Cubanos lideraram os pedidos de refúgio no Brasil em 2025 e superaram os venezuelanos, que ocupavam o topo do ranking havia anos. Ao todo, o país recebeu 75.599 solicitações de refúgio no ano passado, alta de 10,9% em relação a 2024.

Os dados fazem parte do estudo Refúgio em Números 2026, elaborado pelo Observatório das Migrações Internacionais (OBMigra) em parceria com o Ministério da Justiça. O levantamento foi divulgado nesta segunda-feira (22), em evento relacionado ao Dia Mundial do Refugiado, celebrado no sábado (20).

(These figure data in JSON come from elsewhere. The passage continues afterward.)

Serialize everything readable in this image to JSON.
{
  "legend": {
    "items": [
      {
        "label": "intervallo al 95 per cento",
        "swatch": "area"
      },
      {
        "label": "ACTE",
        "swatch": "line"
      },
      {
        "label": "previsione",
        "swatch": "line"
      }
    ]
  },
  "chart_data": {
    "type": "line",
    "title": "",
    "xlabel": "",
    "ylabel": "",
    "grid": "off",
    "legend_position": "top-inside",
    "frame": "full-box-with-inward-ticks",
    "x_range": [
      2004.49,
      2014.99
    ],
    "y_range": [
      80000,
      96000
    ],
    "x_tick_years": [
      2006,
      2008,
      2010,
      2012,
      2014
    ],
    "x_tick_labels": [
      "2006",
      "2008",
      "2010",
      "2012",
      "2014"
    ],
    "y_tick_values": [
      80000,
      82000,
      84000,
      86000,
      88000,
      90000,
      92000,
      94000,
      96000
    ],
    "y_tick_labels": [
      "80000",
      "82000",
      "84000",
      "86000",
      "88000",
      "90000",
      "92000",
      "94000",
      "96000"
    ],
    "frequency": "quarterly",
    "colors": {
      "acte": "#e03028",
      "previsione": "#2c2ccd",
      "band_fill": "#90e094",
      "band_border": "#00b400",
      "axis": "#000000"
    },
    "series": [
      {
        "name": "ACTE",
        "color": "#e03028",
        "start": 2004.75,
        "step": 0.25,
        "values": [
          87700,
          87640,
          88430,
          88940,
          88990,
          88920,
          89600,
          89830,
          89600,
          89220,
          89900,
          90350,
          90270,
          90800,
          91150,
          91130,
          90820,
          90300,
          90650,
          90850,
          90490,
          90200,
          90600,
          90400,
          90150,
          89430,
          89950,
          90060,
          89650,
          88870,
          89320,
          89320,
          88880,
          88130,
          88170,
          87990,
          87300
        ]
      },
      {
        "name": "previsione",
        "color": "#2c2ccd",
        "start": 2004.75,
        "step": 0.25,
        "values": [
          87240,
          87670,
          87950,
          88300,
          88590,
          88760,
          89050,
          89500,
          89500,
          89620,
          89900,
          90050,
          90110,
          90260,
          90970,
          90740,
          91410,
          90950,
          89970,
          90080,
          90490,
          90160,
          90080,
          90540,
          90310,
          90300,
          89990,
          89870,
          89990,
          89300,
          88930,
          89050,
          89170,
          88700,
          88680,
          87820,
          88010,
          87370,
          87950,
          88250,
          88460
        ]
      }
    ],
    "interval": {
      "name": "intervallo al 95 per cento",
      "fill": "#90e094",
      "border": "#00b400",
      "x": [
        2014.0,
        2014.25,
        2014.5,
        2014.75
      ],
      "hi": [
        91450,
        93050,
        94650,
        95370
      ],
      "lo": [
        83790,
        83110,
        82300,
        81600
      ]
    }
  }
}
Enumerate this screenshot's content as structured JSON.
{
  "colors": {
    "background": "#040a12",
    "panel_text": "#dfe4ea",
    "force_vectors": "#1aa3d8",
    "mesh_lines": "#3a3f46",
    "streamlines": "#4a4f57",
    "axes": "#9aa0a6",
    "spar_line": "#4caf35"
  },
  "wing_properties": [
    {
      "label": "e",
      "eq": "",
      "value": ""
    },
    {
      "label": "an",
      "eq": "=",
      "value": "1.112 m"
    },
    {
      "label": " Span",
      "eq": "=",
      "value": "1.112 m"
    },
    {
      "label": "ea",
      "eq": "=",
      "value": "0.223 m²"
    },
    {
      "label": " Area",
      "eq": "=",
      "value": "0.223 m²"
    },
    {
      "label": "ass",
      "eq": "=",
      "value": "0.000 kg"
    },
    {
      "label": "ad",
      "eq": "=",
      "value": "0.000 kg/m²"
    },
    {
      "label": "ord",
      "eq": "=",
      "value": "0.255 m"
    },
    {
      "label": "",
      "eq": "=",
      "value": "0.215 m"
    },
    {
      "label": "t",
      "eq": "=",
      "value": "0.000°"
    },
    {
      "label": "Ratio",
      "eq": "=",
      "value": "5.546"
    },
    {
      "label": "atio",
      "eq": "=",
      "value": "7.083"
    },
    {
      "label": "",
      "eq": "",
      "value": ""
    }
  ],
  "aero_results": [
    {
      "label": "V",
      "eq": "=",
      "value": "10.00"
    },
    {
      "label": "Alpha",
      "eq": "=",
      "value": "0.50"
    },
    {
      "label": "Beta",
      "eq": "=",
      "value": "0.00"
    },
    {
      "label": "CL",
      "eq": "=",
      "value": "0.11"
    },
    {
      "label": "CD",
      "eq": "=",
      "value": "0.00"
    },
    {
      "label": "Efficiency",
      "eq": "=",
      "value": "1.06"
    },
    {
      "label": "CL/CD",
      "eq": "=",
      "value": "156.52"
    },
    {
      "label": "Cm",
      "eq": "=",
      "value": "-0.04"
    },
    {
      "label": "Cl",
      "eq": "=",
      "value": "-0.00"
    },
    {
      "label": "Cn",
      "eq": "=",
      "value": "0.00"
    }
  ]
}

Do total de pedidos feitos ao Comitê Nacional para os Refugiados (Conare), 41.919 foram apresentados por cidadãos cubanos. O número representa 55,4% de todas as solicitações registradas no país e indica crescimento de 88,1% em relação ao ano anterior.

O estudo aponta que o aumento deve ser compreendido dentro de um contexto de retomada dos fluxos migratórios em direção ao Brasil após o período de maiores restrições à mobilidade internacional provocado pela pandemia de Covid-19. Em 2022, foram 50.355 pedidos; em 2023, 58.628; e, em 2024, 68.159.

Os venezuelanos ficaram em segundo lugar em 2025, com 21.233 solicitações de refúgio. Na sequência aparecem colombianos, com 1.432 pedidos; angolanos, com 1.253; marroquinos, com 888; e ganeses, com 792.

Entre as solicitações decididas pelo Conare no ano passado, 52,4% foram registradas em estados da região Norte. Roraima concentrou o maior volume de decisões, com 16.166 casos, equivalente a 32% do total. Em seguida aparecem Amapá, com 6.372, e Amazonas, com 2.445.

A maior parte dos pedidos atendidos pelo Conare, 94,7%, teve como fundamento a violação generalizada de direitos humanos. O maior grupo nessa categoria é formado por venezuelanos.

O levantamento também mostra que homens solicitaram refúgio em proporção maior que mulheres, com 55,9% dos pedidos, contra 44%. A maioria dos solicitantes está na faixa etária de 25 a 40 anos. Entre os cubanos, porém, o perfil é diferente: 67,8% dos solicitantes têm mais de 60 anos.

No Brasil, o Conare, vinculado ao Ministério da Justiça, é o órgão responsável por analisar e decidir os pedidos de refúgio. O processo costuma ser facilitado para pessoas vindas de países em que o Brasil reconhece situação de grave e generalizada violação de direitos humanos, como Venezuela, Síria e Afeganistão.